First Citizens Bank will buy “all the deposits and loans” of Silicon Valley Bank in the wake of SVB collapse earlier this monththe The Federal Deposit Insurance Corporation announced late Sunday. SVB was the largest US bank to fail since 2008, sparking global concerns about the sector.
The new deal covers $119 billion in deposits and $72 billion in assets, the FDIC said, and “the 17 SVB subsidiaries will open as first citizens” on Monday.
The agency said that SVB depositors “will automatically become depositors of First Citizen Bank and the FDIC will continue to insure deposits.
In addition, anyone with SVB loans must continue to make payments, including escrow payments, as normal; “The terms of your loan will not change,” said the Deposit Insurance Corporation.
First Citizens, based in Raleigh, North Carolina, said the deal will preserve its strong financial position and the combined company will remain flexible, with a diversified loan portfolio and deposit base. “A prudent risk management approach will continue to protect clients and shareholders during all economic cycles and market conditions.” The statement said.
Santa Clara, California-based SVB — the 16th largest US bank by assets and the main lender to startups in the country since the 1980s — failed after a sudden influx of deposits prompted regulators to take control of the banks. industry.
Along with the FDIC, the Treasury and Federal Reserve have put in place plans to ensure that SVB customers have access to their deposits, while the Fed has introduced a new lending tool for banks in an effort to prevent a repeat of SVB’s rapid demise.

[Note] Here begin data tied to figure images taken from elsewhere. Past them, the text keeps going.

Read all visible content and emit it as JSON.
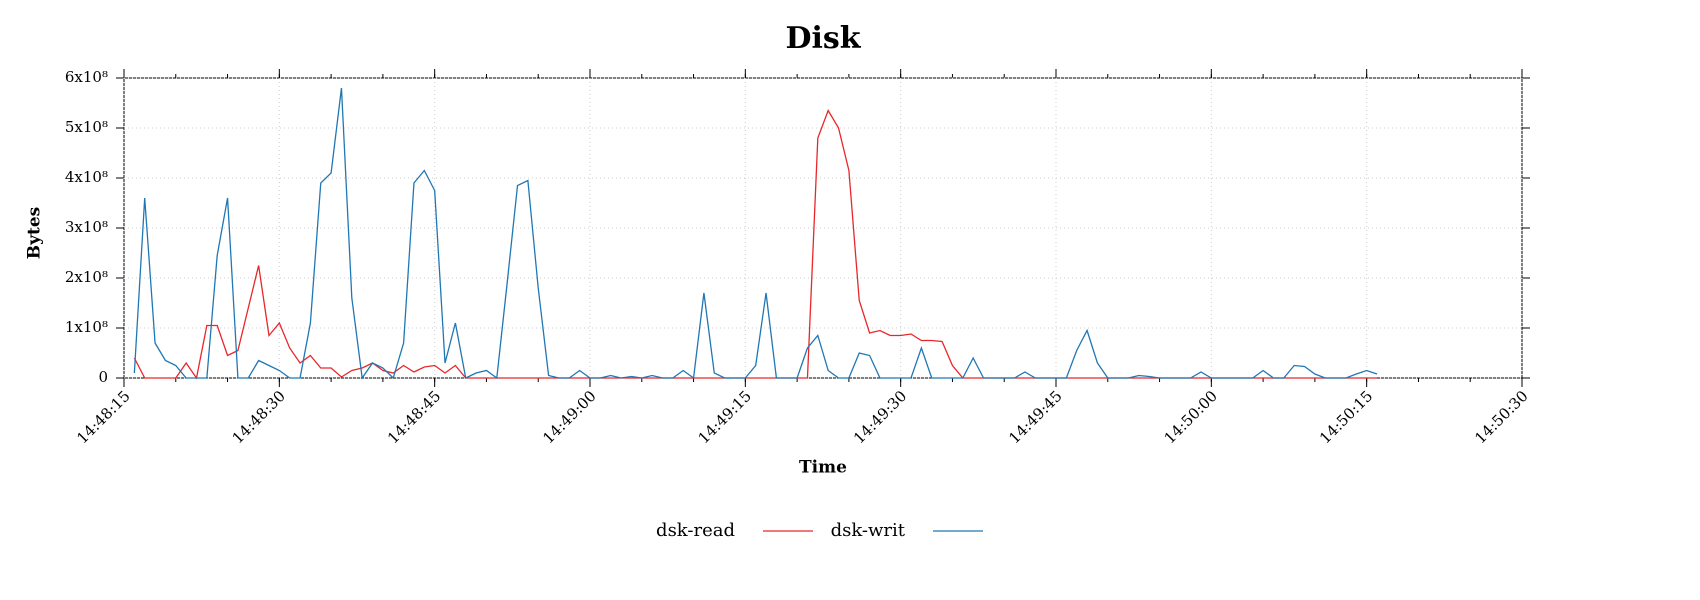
{
  "chart_data": {
    "type": "line",
    "title": "Disk",
    "xlabel": "Time",
    "ylabel": "Bytes",
    "x": [
      "14:48:16",
      "14:48:17",
      "14:48:18",
      "14:48:19",
      "14:48:20",
      "14:48:21",
      "14:48:22",
      "14:48:23",
      "14:48:24",
      "14:48:25",
      "14:48:26",
      "14:48:27",
      "14:48:28",
      "14:48:29",
      "14:48:30",
      "14:48:31",
      "14:48:32",
      "14:48:33",
      "14:48:34",
      "14:48:35",
      "14:48:36",
      "14:48:37",
      "14:48:38",
      "14:48:39",
      "14:48:40",
      "14:48:41",
      "14:48:42",
      "14:48:43",
      "14:48:44",
      "14:48:45",
      "14:48:46",
      "14:48:47",
      "14:48:48",
      "14:48:49",
      "14:48:50",
      "14:48:51",
      "14:48:52",
      "14:48:53",
      "14:48:54",
      "14:48:55",
      "14:48:56",
      "14:48:57",
      "14:48:58",
      "14:48:59",
      "14:49:00",
      "14:49:01",
      "14:49:02",
      "14:49:03",
      "14:49:04",
      "14:49:05",
      "14:49:06",
      "14:49:07",
      "14:49:08",
      "14:49:09",
      "14:49:10",
      "14:49:11",
      "14:49:12",
      "14:49:13",
      "14:49:14",
      "14:49:15",
      "14:49:16",
      "14:49:17",
      "14:49:18",
      "14:49:19",
      "14:49:20",
      "14:49:21",
      "14:49:22",
      "14:49:23",
      "14:49:24",
      "14:49:25",
      "14:49:26",
      "14:49:27",
      "14:49:28",
      "14:49:29",
      "14:49:30",
      "14:49:31",
      "14:49:32",
      "14:49:33",
      "14:49:34",
      "14:49:35",
      "14:49:36",
      "14:49:37",
      "14:49:38",
      "14:49:39",
      "14:49:40",
      "14:49:41",
      "14:49:42",
      "14:49:43",
      "14:49:44",
      "14:49:45",
      "14:49:46",
      "14:49:47",
      "14:49:48",
      "14:49:49",
      "14:49:50",
      "14:49:51",
      "14:49:52",
      "14:49:53",
      "14:49:54",
      "14:49:55",
      "14:49:56",
      "14:49:57",
      "14:49:58",
      "14:49:59",
      "14:50:00",
      "14:50:01",
      "14:50:02",
      "14:50:03",
      "14:50:04",
      "14:50:05",
      "14:50:06",
      "14:50:07",
      "14:50:08",
      "14:50:09",
      "14:50:10",
      "14:50:11",
      "14:50:12",
      "14:50:13",
      "14:50:14",
      "14:50:15",
      "14:50:16"
    ],
    "series": [
      {
        "name": "dsk-read",
        "color": "#e8272a",
        "values": [
          40000000.0,
          0,
          0,
          0,
          0,
          30000000.0,
          0,
          105000000.0,
          105000000.0,
          45000000.0,
          55000000.0,
          140000000.0,
          225000000.0,
          85000000.0,
          110000000.0,
          60000000.0,
          30000000.0,
          45000000.0,
          20000000.0,
          20000000.0,
          2000000.0,
          15000000.0,
          20000000.0,
          30000000.0,
          15000000.0,
          10000000.0,
          25000000.0,
          12000000.0,
          22000000.0,
          25000000.0,
          10000000.0,
          25000000.0,
          0,
          0,
          0,
          0,
          0,
          0,
          0,
          0,
          0,
          0,
          0,
          0,
          0,
          0,
          0,
          0,
          0,
          0,
          0,
          0,
          0,
          0,
          0,
          0,
          0,
          0,
          0,
          0,
          0,
          0,
          0,
          0,
          0,
          0,
          480000000.0,
          535000000.0,
          500000000.0,
          415000000.0,
          155000000.0,
          90000000.0,
          95000000.0,
          85000000.0,
          85000000.0,
          88000000.0,
          75000000.0,
          75000000.0,
          73000000.0,
          25000000.0,
          0,
          0,
          0,
          0,
          0,
          0,
          0,
          0,
          0,
          0,
          0,
          0,
          0,
          0,
          0,
          0,
          0,
          0,
          0,
          0,
          0,
          0,
          0,
          0,
          0,
          0,
          0,
          0,
          0,
          0,
          0,
          0,
          0,
          0,
          0,
          0,
          0,
          0,
          0,
          0,
          0
        ]
      },
      {
        "name": "dsk-writ",
        "color": "#1f77b4",
        "values": [
          10000000.0,
          360000000.0,
          70000000.0,
          35000000.0,
          25000000.0,
          0,
          0,
          0,
          245000000.0,
          360000000.0,
          0,
          0,
          35000000.0,
          25000000.0,
          15000000.0,
          0,
          0,
          110000000.0,
          390000000.0,
          410000000.0,
          580000000.0,
          160000000.0,
          0,
          30000000.0,
          20000000.0,
          0,
          70000000.0,
          390000000.0,
          415000000.0,
          375000000.0,
          30000000.0,
          110000000.0,
          0,
          10000000.0,
          15000000.0,
          0,
          190000000.0,
          385000000.0,
          395000000.0,
          180000000.0,
          5000000.0,
          0,
          0,
          15000000.0,
          0,
          0,
          5000000.0,
          0,
          3000000.0,
          0,
          5000000.0,
          0,
          0,
          15000000.0,
          0,
          170000000.0,
          10000000.0,
          0,
          0,
          0,
          25000000.0,
          170000000.0,
          0,
          0,
          0,
          60000000.0,
          85000000.0,
          15000000.0,
          0,
          0,
          50000000.0,
          45000000.0,
          0,
          0,
          0,
          0,
          60000000.0,
          0,
          0,
          0,
          0,
          40000000.0,
          0,
          0,
          0,
          0,
          12000000.0,
          0,
          0,
          0,
          0,
          55000000.0,
          95000000.0,
          30000000.0,
          0,
          0,
          0,
          5000000.0,
          3000000.0,
          0,
          0,
          0,
          0,
          12000000.0,
          0,
          0,
          0,
          0,
          0,
          15000000.0,
          0,
          0,
          25000000.0,
          23000000.0,
          8000000.0,
          0,
          0,
          0,
          8000000.0,
          15000000.0,
          8000000.0
        ]
      }
    ],
    "xlim": [
      "14:48:15",
      "14:50:30"
    ],
    "xticks": [
      "14:48:15",
      "14:48:30",
      "14:48:45",
      "14:49:00",
      "14:49:15",
      "14:49:30",
      "14:49:45",
      "14:50:00",
      "14:50:15",
      "14:50:30"
    ],
    "ylim": [
      0,
      600000000.0
    ],
    "yticks": [
      0,
      {
        "value": 100000000.0,
        "label": "1x10⁸"
      },
      {
        "value": 200000000.0,
        "label": "2x10⁸"
      },
      {
        "value": 300000000.0,
        "label": "3x10⁸"
      },
      {
        "value": 400000000.0,
        "label": "4x10⁸"
      },
      {
        "value": 500000000.0,
        "label": "5x10⁸"
      },
      {
        "value": 600000000.0,
        "label": "6x10⁸"
      }
    ],
    "grid": true,
    "legend": "bottom"
  }
}
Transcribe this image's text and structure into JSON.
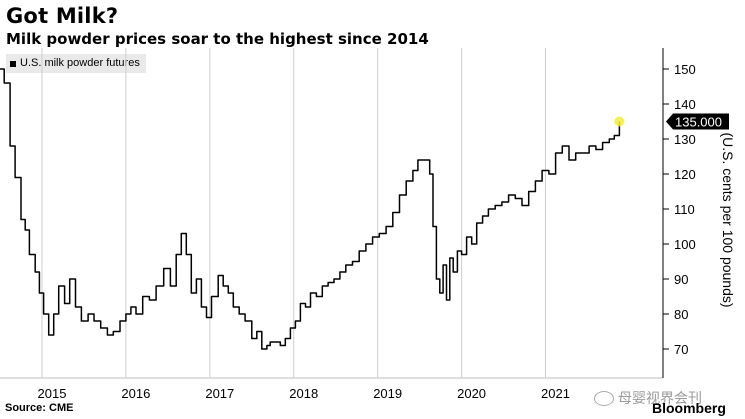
{
  "title": "Got Milk?",
  "subtitle": "Milk powder prices soar to the highest since 2014",
  "source": "Source: CME",
  "brand": "Bloomberg",
  "watermark": "母婴视界会刊",
  "chart_data": {
    "type": "line",
    "title": "Got Milk?",
    "subtitle": "Milk powder prices soar to the highest since 2014",
    "xlabel": "",
    "ylabel": "(U.S. cents per 100 pounds)",
    "legend": "U.S. milk powder futures",
    "legend_position": "top-left",
    "xlim": [
      2014.5,
      2022.4
    ],
    "ylim": [
      64,
      156
    ],
    "yticks": [
      70,
      80,
      90,
      100,
      110,
      120,
      130,
      140,
      150
    ],
    "xticks": [
      {
        "value": 2015.0,
        "label": "2015"
      },
      {
        "value": 2016.0,
        "label": "2016"
      },
      {
        "value": 2017.0,
        "label": "2017"
      },
      {
        "value": 2018.0,
        "label": "2018"
      },
      {
        "value": 2019.0,
        "label": "2019"
      },
      {
        "value": 2020.0,
        "label": "2020"
      },
      {
        "value": 2021.0,
        "label": "2021"
      }
    ],
    "grid": true,
    "last_value_label": "135.000",
    "series": [
      {
        "name": "U.S. milk powder futures",
        "x": [
          2014.5,
          2014.55,
          2014.62,
          2014.68,
          2014.75,
          2014.8,
          2014.85,
          2014.92,
          2014.97,
          2015.02,
          2015.08,
          2015.14,
          2015.2,
          2015.27,
          2015.33,
          2015.4,
          2015.47,
          2015.55,
          2015.62,
          2015.7,
          2015.78,
          2015.85,
          2015.93,
          2016.0,
          2016.06,
          2016.12,
          2016.2,
          2016.28,
          2016.36,
          2016.45,
          2016.53,
          2016.6,
          2016.66,
          2016.72,
          2016.78,
          2016.84,
          2016.9,
          2016.96,
          2017.02,
          2017.1,
          2017.16,
          2017.22,
          2017.28,
          2017.35,
          2017.42,
          2017.5,
          2017.56,
          2017.62,
          2017.68,
          2017.72,
          2017.78,
          2017.84,
          2017.9,
          2017.96,
          2018.02,
          2018.08,
          2018.14,
          2018.2,
          2018.27,
          2018.34,
          2018.41,
          2018.48,
          2018.55,
          2018.62,
          2018.7,
          2018.78,
          2018.86,
          2018.94,
          2019.02,
          2019.1,
          2019.18,
          2019.26,
          2019.34,
          2019.42,
          2019.48,
          2019.53,
          2019.58,
          2019.62,
          2019.66,
          2019.7,
          2019.74,
          2019.78,
          2019.82,
          2019.86,
          2019.9,
          2019.95,
          2020.0,
          2020.06,
          2020.12,
          2020.18,
          2020.25,
          2020.32,
          2020.4,
          2020.48,
          2020.56,
          2020.64,
          2020.72,
          2020.8,
          2020.88,
          2020.96,
          2021.04,
          2021.12,
          2021.2,
          2021.28,
          2021.36,
          2021.44,
          2021.52,
          2021.6,
          2021.68,
          2021.76,
          2021.82,
          2021.88
        ],
        "values": [
          150,
          146,
          128,
          119,
          107,
          104,
          97,
          92,
          86,
          80,
          74,
          80,
          88,
          83,
          90,
          82,
          78,
          80,
          78,
          76,
          74,
          75,
          78,
          80,
          82,
          80,
          85,
          84,
          88,
          93,
          88,
          97,
          103,
          97,
          86,
          90,
          82,
          79,
          85,
          91,
          88,
          86,
          82,
          80,
          78,
          73,
          75,
          70,
          71,
          72,
          72,
          71,
          73,
          76,
          78,
          83,
          82,
          86,
          85,
          88,
          89,
          90,
          92,
          94,
          95,
          98,
          100,
          102,
          103,
          105,
          109,
          114,
          118,
          121,
          124,
          124,
          124,
          120,
          105,
          90,
          86,
          94,
          84,
          96,
          92,
          98,
          97,
          102,
          100,
          106,
          108,
          110,
          111,
          112,
          114,
          113,
          111,
          115,
          118,
          121,
          120,
          126,
          128,
          124,
          126,
          126,
          128,
          127,
          129,
          130,
          131,
          135
        ]
      }
    ]
  }
}
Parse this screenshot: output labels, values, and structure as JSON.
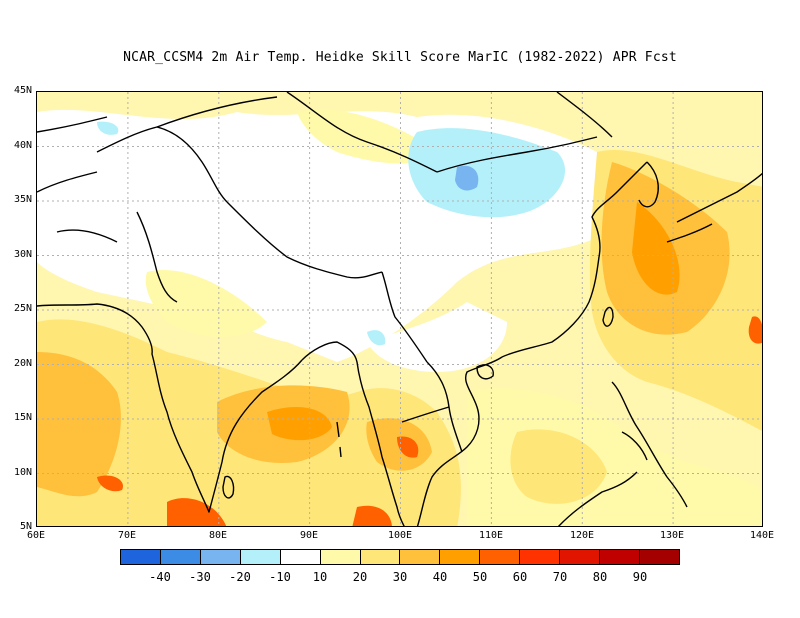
{
  "title": "NCAR_CCSM4  2m Air Temp. Heidke Skill Score MarIC (1982-2022) APR Fcst",
  "lat_labels": [
    "45N",
    "40N",
    "35N",
    "30N",
    "25N",
    "20N",
    "15N",
    "10N",
    "5N"
  ],
  "lon_labels": [
    "60E",
    "70E",
    "80E",
    "90E",
    "100E",
    "110E",
    "120E",
    "130E",
    "140E"
  ],
  "colorbar": {
    "colors": [
      "#1e64dc",
      "#3c8ce6",
      "#78b4f0",
      "#b4f0fa",
      "#ffffff",
      "#fffaaa",
      "#ffe678",
      "#ffc03c",
      "#ffa000",
      "#ff6000",
      "#ff3200",
      "#e11400",
      "#c00000",
      "#a50000"
    ],
    "labels": [
      "-40",
      "-30",
      "-20",
      "-10",
      "10",
      "20",
      "30",
      "40",
      "50",
      "60",
      "70",
      "80",
      "90"
    ]
  },
  "colors": {
    "frame": "#000000",
    "grid": "#b0b0b0",
    "coast": "#000000"
  }
}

The collapse of SVB sparked a crisis of confidence among clients of similarly sized US banks, with many withdrawing their money and depositing it in larger institutions seen as too big for the government to bail out in crisis.
The turmoil also spread to Europe, where the troubled Swiss lender UBS acquires Credit Suisse.
Recently, he participated in Deutsche Bank has been troubled for a long time It fell sharply on Friday on the back of the rising cost of the lender to cover defaults, which raised fears of a widening crisis in the banking sector.
Despite global infection fears, Central banks continued to tighten monetary policy Because they focus on fighting inflation – even though the problems in the banking sector are linked to raising interest rates.